Friday, November 09, 2012

I once broke into someone's privacy fence...

I once broke into someone's privacy fence, went to the back of the house and began breaking windows.  It all started when I left the house on the way to the printer to pick up some envelopes for the church.  I had to stop for gas, and as I was pumping the gas, I smelled something funny.  It was the same smell my GI Joe action figures made when I was younger so it caught my attention.  A few blocks away there was a brownish smoke rising, so I decided to drive over and see the obvious army of GI Joes.  What I found was a house that had just caught fire.  Now I am no hero, but being the only one there, I began to yell and pound on the door.  No one answered.  A semi-truck driver arrived and we kicked in the front door.  Again I yelled but no one answered.  I tried to go in but the smoke was thick.  I was scared.  Instead of going in, I broke into their privacy fence and went from window to window breaking them.  Yelling inside.  No answer.  The dog barked.  The fire trucks arrived, a paramedic bandaged up my bloody hands.  I left and got my printing.  As I left the print shop, I saw a car stop at the end of the road-block, a woman got out and yelled at the cop, "That is my house."  She is panicked.  Crying. She runs down the street.  I leave there shaken.  It was a Thursday.  I arrived back at about 10 that morning and my pastor tells me that I can have the rest of the day off.  I am still shaken.  Finally, around noon, I called the TV channel, because I am overwhelmed with the fear that someone was in that house, that maybe the panicked lady had a child home sick that day.  The person comes back to the phone.  The house was empty.  I am still shaken.  10 years later as I type this, I am still shaken.  I hope that I will always be shaken.

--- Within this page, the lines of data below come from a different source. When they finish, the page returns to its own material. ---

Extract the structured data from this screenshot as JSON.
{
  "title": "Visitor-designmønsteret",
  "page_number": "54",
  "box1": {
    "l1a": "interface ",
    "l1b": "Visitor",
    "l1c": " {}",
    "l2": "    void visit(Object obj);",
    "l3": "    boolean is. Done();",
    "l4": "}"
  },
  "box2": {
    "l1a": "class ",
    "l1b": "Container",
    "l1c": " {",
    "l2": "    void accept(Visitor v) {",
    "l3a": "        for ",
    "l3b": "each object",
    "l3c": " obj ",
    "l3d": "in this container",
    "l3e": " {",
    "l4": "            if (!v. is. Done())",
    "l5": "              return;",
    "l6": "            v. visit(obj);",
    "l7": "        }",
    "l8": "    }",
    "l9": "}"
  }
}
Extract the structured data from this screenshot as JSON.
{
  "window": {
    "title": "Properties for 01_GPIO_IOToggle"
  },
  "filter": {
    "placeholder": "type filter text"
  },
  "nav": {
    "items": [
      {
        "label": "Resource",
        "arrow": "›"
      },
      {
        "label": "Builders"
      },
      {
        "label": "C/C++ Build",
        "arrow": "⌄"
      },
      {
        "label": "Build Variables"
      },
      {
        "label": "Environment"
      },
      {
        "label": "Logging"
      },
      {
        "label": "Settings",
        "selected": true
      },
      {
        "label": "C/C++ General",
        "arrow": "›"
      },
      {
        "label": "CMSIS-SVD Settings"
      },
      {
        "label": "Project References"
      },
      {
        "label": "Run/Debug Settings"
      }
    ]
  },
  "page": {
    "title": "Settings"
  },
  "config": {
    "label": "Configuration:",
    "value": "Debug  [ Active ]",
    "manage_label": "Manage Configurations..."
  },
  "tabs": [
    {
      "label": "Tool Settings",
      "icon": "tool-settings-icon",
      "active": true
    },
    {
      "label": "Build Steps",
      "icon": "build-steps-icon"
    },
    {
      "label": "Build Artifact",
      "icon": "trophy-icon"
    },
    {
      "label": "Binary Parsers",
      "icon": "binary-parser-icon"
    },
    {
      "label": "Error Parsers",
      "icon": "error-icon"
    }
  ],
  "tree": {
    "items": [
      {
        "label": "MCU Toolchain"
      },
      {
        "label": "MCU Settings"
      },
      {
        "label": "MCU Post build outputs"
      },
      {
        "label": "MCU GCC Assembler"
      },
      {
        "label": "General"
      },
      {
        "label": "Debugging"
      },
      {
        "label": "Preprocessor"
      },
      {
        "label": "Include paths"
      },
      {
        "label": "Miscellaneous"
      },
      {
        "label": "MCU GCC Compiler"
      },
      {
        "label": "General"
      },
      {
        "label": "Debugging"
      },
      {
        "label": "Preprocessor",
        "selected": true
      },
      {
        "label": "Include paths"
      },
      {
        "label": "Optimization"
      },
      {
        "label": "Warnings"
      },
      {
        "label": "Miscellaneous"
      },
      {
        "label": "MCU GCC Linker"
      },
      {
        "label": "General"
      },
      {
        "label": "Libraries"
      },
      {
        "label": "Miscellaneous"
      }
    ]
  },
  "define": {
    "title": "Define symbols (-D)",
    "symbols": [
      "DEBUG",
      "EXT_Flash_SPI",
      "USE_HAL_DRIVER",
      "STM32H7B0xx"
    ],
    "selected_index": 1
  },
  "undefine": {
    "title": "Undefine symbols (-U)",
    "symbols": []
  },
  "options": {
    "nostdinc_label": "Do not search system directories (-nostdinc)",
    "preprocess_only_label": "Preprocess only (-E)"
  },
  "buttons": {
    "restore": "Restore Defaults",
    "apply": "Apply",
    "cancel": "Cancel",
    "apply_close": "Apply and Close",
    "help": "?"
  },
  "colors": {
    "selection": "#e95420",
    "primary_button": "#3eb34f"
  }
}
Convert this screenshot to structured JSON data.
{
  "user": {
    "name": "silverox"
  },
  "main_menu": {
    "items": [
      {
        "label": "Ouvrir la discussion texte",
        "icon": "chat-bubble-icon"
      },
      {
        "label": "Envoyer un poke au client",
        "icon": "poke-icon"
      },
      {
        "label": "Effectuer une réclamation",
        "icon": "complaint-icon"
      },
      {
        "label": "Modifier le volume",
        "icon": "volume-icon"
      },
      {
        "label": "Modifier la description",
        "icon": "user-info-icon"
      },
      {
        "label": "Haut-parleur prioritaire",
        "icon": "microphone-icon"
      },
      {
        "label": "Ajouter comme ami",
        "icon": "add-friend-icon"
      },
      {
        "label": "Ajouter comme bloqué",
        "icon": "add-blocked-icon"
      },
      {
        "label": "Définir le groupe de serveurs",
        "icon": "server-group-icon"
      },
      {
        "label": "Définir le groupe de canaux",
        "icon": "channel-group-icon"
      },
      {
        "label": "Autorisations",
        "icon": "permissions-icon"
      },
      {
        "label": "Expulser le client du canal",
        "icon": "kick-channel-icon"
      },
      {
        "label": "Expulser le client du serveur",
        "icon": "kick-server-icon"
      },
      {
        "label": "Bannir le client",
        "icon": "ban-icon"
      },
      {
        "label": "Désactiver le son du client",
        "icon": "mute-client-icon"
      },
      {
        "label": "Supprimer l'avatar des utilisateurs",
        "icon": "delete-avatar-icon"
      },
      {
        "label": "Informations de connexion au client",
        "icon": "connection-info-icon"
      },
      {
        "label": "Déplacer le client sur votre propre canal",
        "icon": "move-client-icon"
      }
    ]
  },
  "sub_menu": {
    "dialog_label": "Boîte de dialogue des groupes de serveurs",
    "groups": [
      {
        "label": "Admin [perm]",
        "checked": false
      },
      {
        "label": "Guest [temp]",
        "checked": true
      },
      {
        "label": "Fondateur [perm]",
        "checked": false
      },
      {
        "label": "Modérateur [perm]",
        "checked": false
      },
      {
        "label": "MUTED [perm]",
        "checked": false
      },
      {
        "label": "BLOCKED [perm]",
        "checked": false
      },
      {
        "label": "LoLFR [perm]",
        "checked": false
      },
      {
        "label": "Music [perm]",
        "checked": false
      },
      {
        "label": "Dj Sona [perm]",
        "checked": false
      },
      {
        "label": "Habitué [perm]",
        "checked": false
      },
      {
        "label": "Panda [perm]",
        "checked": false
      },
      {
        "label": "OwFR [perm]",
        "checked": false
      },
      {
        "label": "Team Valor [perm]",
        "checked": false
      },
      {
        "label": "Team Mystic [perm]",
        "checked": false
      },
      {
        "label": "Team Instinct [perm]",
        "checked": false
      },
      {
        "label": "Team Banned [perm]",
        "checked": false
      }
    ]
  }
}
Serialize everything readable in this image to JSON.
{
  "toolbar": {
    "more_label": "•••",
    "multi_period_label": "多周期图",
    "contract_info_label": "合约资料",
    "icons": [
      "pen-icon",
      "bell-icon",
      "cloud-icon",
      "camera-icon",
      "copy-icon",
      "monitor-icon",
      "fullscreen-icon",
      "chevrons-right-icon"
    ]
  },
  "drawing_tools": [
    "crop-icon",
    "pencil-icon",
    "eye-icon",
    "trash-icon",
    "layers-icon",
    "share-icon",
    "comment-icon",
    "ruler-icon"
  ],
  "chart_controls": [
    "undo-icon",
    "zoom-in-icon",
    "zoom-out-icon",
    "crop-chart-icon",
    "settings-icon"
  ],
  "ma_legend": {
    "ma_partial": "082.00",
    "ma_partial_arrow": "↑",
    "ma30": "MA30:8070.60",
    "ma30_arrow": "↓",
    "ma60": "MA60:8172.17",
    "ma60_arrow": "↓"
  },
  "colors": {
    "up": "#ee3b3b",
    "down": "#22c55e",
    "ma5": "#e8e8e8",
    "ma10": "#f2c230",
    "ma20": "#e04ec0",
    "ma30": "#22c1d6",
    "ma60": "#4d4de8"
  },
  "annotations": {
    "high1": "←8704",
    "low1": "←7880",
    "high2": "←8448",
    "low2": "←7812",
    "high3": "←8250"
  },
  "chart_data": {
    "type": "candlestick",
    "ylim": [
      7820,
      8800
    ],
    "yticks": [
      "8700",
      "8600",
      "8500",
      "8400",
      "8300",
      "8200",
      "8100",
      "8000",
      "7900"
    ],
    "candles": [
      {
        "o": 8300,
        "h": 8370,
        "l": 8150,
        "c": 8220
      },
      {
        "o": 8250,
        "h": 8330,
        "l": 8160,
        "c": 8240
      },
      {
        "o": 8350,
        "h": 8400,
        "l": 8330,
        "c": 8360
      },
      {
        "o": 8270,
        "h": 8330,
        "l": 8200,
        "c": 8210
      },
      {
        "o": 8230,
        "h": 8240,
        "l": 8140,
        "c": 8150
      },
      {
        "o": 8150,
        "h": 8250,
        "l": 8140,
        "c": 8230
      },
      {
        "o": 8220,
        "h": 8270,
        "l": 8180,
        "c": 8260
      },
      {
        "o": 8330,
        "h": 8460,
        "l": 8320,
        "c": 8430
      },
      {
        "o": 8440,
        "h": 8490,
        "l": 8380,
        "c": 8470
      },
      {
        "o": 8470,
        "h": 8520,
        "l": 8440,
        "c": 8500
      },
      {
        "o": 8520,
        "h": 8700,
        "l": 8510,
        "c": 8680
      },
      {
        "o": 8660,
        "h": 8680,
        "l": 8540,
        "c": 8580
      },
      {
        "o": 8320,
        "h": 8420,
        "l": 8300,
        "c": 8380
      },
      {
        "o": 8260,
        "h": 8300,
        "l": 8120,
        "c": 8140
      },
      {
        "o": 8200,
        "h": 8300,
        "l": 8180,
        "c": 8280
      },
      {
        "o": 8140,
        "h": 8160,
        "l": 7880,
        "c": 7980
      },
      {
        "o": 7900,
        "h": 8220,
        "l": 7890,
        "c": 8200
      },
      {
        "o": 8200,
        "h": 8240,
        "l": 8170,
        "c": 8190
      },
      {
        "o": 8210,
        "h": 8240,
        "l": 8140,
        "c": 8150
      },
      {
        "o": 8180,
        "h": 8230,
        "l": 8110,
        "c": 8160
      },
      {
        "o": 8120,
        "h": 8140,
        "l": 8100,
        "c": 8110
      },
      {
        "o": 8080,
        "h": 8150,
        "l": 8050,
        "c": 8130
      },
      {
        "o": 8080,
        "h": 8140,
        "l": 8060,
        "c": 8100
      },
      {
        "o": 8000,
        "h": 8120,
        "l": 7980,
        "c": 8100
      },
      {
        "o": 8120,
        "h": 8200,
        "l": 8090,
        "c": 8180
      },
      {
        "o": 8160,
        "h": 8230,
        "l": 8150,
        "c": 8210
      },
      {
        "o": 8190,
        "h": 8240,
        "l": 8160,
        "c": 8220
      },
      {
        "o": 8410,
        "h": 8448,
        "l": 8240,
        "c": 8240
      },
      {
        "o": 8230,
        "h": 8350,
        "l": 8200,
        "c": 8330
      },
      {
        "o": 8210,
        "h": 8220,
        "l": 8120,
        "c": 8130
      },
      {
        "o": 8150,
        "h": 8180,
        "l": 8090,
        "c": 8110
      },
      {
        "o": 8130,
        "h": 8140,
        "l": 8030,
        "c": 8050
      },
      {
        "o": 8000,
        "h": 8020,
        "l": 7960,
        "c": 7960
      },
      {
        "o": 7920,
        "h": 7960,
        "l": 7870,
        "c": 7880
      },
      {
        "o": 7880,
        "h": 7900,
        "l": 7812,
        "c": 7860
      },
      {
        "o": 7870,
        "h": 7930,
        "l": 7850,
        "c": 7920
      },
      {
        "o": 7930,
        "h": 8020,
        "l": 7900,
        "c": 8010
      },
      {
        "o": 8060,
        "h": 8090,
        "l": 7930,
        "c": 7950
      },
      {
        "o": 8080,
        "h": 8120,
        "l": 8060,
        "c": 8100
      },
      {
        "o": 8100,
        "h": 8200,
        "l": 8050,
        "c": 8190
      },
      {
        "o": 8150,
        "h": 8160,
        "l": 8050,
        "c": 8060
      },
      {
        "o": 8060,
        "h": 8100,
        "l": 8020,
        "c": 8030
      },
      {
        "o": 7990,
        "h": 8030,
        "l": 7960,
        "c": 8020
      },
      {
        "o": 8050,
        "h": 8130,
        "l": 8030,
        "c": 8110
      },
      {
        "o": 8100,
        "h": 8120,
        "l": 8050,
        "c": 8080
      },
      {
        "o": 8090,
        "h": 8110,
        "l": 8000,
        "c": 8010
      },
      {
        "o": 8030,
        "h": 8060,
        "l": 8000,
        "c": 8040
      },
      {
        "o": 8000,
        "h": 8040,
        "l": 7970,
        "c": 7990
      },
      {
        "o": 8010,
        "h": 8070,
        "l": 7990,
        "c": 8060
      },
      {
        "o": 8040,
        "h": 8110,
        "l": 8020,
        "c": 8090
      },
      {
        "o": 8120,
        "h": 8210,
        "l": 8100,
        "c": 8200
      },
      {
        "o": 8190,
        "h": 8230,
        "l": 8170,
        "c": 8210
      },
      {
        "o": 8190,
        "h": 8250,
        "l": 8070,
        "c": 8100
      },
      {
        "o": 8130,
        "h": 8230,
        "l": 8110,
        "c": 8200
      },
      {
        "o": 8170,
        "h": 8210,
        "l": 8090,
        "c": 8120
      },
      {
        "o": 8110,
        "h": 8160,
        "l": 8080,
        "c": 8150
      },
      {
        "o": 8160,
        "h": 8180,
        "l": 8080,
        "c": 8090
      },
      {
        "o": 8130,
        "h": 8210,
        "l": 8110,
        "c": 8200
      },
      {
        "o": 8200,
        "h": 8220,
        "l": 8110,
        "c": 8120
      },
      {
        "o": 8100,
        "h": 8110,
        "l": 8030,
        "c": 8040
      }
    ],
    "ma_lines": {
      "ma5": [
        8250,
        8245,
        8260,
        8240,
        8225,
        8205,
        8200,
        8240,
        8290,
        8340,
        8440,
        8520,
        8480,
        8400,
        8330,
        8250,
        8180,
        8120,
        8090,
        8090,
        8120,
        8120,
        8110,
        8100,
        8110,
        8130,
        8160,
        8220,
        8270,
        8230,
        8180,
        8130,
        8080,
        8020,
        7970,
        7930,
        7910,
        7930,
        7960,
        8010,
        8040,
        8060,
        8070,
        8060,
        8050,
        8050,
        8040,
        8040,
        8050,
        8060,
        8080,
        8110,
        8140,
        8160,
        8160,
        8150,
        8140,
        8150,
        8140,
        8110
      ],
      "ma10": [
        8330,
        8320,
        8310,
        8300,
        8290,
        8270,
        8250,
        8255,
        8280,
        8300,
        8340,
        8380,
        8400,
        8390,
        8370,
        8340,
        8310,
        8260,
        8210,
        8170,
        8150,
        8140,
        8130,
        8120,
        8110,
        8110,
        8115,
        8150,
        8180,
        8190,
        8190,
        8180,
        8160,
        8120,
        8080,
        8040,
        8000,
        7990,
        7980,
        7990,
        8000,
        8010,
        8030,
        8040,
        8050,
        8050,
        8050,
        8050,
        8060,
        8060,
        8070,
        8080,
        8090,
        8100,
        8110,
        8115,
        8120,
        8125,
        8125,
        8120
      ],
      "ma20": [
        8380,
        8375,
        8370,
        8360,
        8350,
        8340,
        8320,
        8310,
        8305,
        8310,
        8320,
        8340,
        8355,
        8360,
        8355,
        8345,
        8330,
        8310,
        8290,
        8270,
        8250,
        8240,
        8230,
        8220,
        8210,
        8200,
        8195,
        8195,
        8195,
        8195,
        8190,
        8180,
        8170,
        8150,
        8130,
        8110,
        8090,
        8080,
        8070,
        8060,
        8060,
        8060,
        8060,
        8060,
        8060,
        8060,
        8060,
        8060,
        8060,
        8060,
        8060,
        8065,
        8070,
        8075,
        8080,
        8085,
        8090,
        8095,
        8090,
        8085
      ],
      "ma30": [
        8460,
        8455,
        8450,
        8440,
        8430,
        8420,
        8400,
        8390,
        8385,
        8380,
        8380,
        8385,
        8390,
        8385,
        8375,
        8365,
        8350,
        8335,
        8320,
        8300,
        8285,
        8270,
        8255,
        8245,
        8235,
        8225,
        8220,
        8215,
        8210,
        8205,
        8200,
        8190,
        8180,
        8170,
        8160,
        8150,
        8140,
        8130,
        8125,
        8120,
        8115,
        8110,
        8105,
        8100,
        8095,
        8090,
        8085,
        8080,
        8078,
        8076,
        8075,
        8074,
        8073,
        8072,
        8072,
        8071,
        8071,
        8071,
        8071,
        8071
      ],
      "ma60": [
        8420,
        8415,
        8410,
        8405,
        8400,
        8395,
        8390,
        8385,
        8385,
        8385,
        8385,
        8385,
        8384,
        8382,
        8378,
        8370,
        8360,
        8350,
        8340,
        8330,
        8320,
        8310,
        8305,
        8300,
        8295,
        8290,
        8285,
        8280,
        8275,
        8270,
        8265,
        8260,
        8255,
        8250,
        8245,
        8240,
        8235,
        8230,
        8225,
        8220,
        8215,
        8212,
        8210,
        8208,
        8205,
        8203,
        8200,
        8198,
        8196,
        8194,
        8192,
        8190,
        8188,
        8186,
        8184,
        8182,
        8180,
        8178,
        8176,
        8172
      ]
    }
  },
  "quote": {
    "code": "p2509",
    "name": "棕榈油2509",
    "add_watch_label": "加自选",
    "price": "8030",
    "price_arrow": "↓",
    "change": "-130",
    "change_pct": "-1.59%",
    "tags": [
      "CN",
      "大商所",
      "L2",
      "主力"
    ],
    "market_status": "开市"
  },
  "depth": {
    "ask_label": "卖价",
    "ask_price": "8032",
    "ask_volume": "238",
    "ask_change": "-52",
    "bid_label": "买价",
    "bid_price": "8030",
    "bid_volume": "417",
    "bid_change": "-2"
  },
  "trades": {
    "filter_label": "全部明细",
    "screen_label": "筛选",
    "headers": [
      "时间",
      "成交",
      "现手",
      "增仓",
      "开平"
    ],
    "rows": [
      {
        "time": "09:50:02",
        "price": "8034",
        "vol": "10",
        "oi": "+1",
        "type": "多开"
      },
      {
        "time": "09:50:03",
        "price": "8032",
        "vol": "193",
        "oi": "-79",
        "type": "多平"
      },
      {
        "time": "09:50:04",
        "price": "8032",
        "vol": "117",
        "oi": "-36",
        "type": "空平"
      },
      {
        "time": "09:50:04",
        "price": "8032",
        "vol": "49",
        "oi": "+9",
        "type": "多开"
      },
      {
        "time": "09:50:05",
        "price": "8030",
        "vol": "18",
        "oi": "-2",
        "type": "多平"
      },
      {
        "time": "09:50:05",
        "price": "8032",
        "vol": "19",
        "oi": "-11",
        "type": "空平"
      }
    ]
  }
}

Over the last week I have been shaken.  Some would define all the virtual yelling and breaking of glass as hate.  I do not.  It is the overwhelming sense that the house is on fire.  I am on scene, and something must be done.  What is first classified as hate, ultimately will be seen as love.  And conversely, what is now seen as love, acceptance and tolerance will ultimately be seen as the greatest form of hatred.  Condoleezza Rice wrote in her biography that "Today's headlines and history's judgments are rarely the same."  Be careful how you define hate.  Be careful how you define love.  Be careful how you respond to the smell of GI Joes burning in the distance.